Une chose est sûre, les «malentendus profonds» s’accumulent et, ce courrier du ministère des Affaires Etrangères aux autres départements ministériels marocains, porte bien un message à l’adresse de l’Allemagne. 

Quelles attentes de la diplomatie marocaine ?

Et maintenant, que compte faire la diplomatie marocaine ? «Rien», répond notre source digne de foi. Que veut-on alors au département des Affaires Etrangères ? Que veut le Maroc ? La réponse fuse, courte, nette: «on a besoin d’une clarification. On l’attend».

Rien d’autre ne sera ajouté.

Effectivement, le ministère des Affaires Etrangères n’a pas fait suivre sa note de nouveaux éléments. Il n’y a eu ni déclaration, ni communiqué officiels.

Seuls, les médias qui suivent ces dossiers ont tenté d’en savoir plus…

Et notamment auprès de la partie allemande. Mais, de ce côté, il a fallu se contenter d’une déclaration laconique du ministre des Affaires Etrangères allemand, Heiko Maas, qui a dit avoir «pris note de ce qu’ont publié les médias marocains», sans autres commentaires…

Cela étant, globalement, les attentes de la diplomatie marocaine ne sont un secret pour personne.

Le ministre des Affaires Etrangères en a donné les principales indications dans ses dernières déclarations officielles.

D’abord, il y a la «cause sacrée» du Maroc: la défense de son intégrité territoriale et donc, de son Sahara.

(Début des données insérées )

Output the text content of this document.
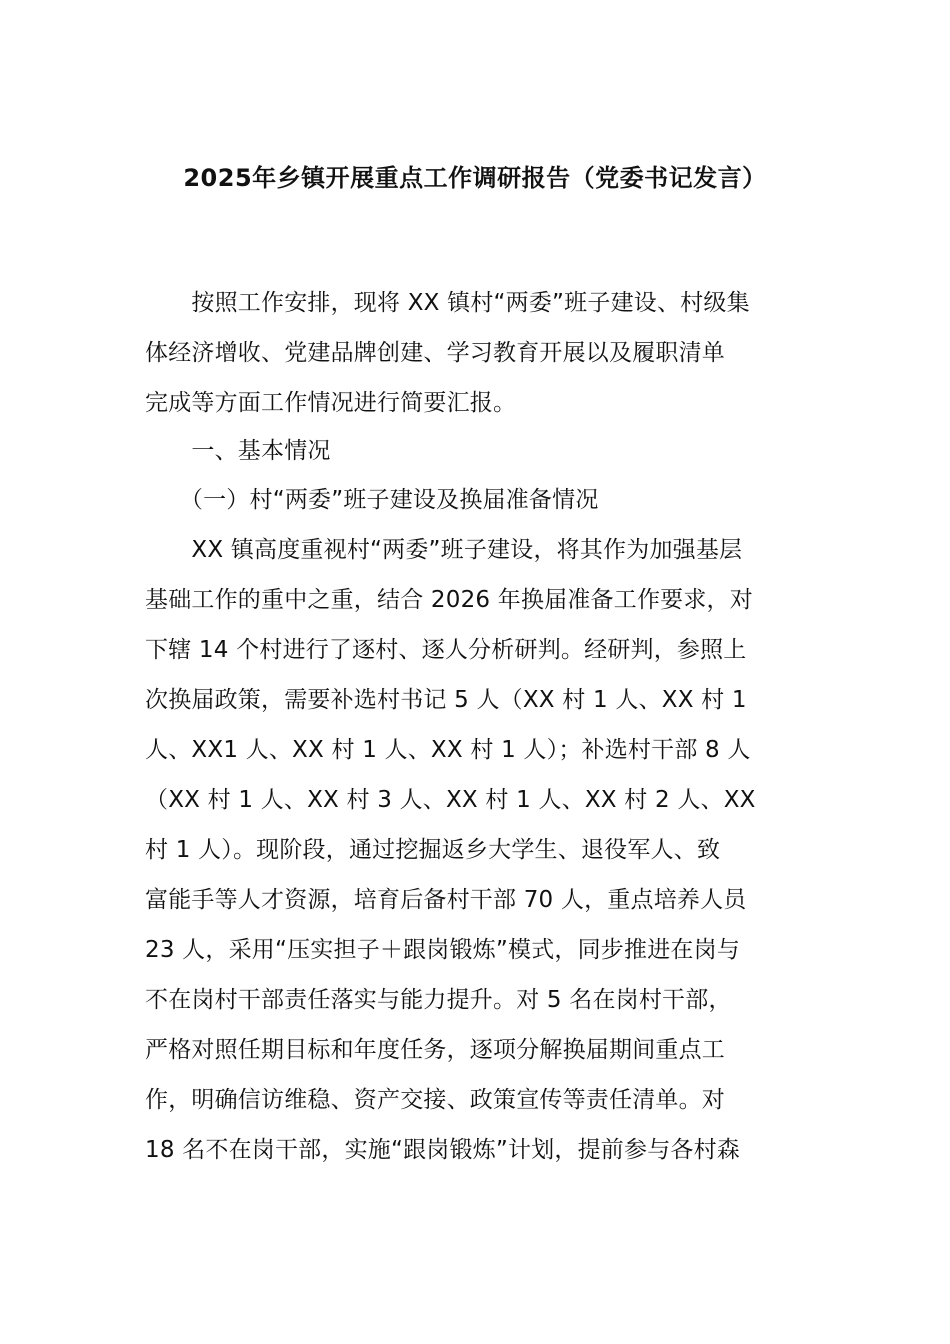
2025年乡镇开展重点工作调研报告（党委书记发言）
　　按照工作安排，现将 XX 镇村“两委”班子建设、村级集
体经济增收、党建品牌创建、学习教育开展以及履职清单
完成等方面工作情况进行简要汇报。
　　一、基本情况
　　（一）村“两委”班子建设及换届准备情况
　　XX 镇高度重视村“两委”班子建设，将其作为加强基层
基础工作的重中之重，结合 2026 年换届准备工作要求，对
下辖 14 个村进行了逐村、逐人分析研判。经研判，参照上
次换届政策，需要补选村书记 5 人（XX 村 1 人、XX 村 1
人、XX1 人、XX 村 1 人、XX 村 1 人）；补选村干部 8 人
（XX 村 1 人、XX 村 3 人、XX 村 1 人、XX 村 2 人、XX
村 1 人）。现阶段，通过挖掘返乡大学生、退役军人、致
富能手等人才资源，培育后备村干部 70 人，重点培养人员
23 人，采用“压实担子＋跟岗锻炼”模式，同步推进在岗与
不在岗村干部责任落实与能力提升。对 5 名在岗村干部，
严格对照任期目标和年度任务，逐项分解换届期间重点工
作，明确信访维稳、资产交接、政策宣传等责任清单。对
18 名不在岗干部，实施“跟岗锻炼”计划，提前参与各村森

Pendant longtemps, les partenaires du Maroc ont entretenu avec le Royaume une coopération à double détente. Le Maroc les a vus, d’un côté, s’activer à développer avec lui les relations commerciales qui servent leurs intérêts. Et de l’autre, l’ignorer -quand ce n’est pas lui tenir la dragée haute- lorsqu’il s’agit de son intégrité territoriale.

L’Europe est passée maître dans cet exercice.

D’où, aujourd’hui, ces appels de la diplomatie marocaine aux partenaires européens, afin qu’ils revoient leurs mécanismes de coopération et rééquilibrent leurs rapports avec le Maroc en lui rendant justice sur la question de son intégrité territoriale.

La France et l’Espagne sont les 1ers concernés, au vu de leurs longues et intenses relations avec le Maroc ; de leur parfaite connaissance du dossier du Sahara (et pour cause, ils ont tous les documents prouvant sa marocanité) ; et de leurs intérêts dans ce pays (ils se relaient à la 1ère place de partenaire commercial, depuis plusieurs années).

L’Allemagne s’est ajoutée à eux. Elle est devenue un partenaire commercial important du Maroc, occupant la 5ème place.

Au regard du Maroc, il devrait y avoir plus de réciprocité dans le partenariat. Plus de considération, aussi, chaque pays connaissant ses limites, mais aucun ne pouvant être regardé, ou traité, comme un subordonné. C’était le message du «coup de gueule» du Maroc, lorsqu’il avait été exclu de la réunion de Berlin sur la Libye.

Respect mutuel et respect des intérêts des uns et des autres, voilà ce qui est attendu de l’Allemagne, autant que cela est attendu des autres partenaires européens.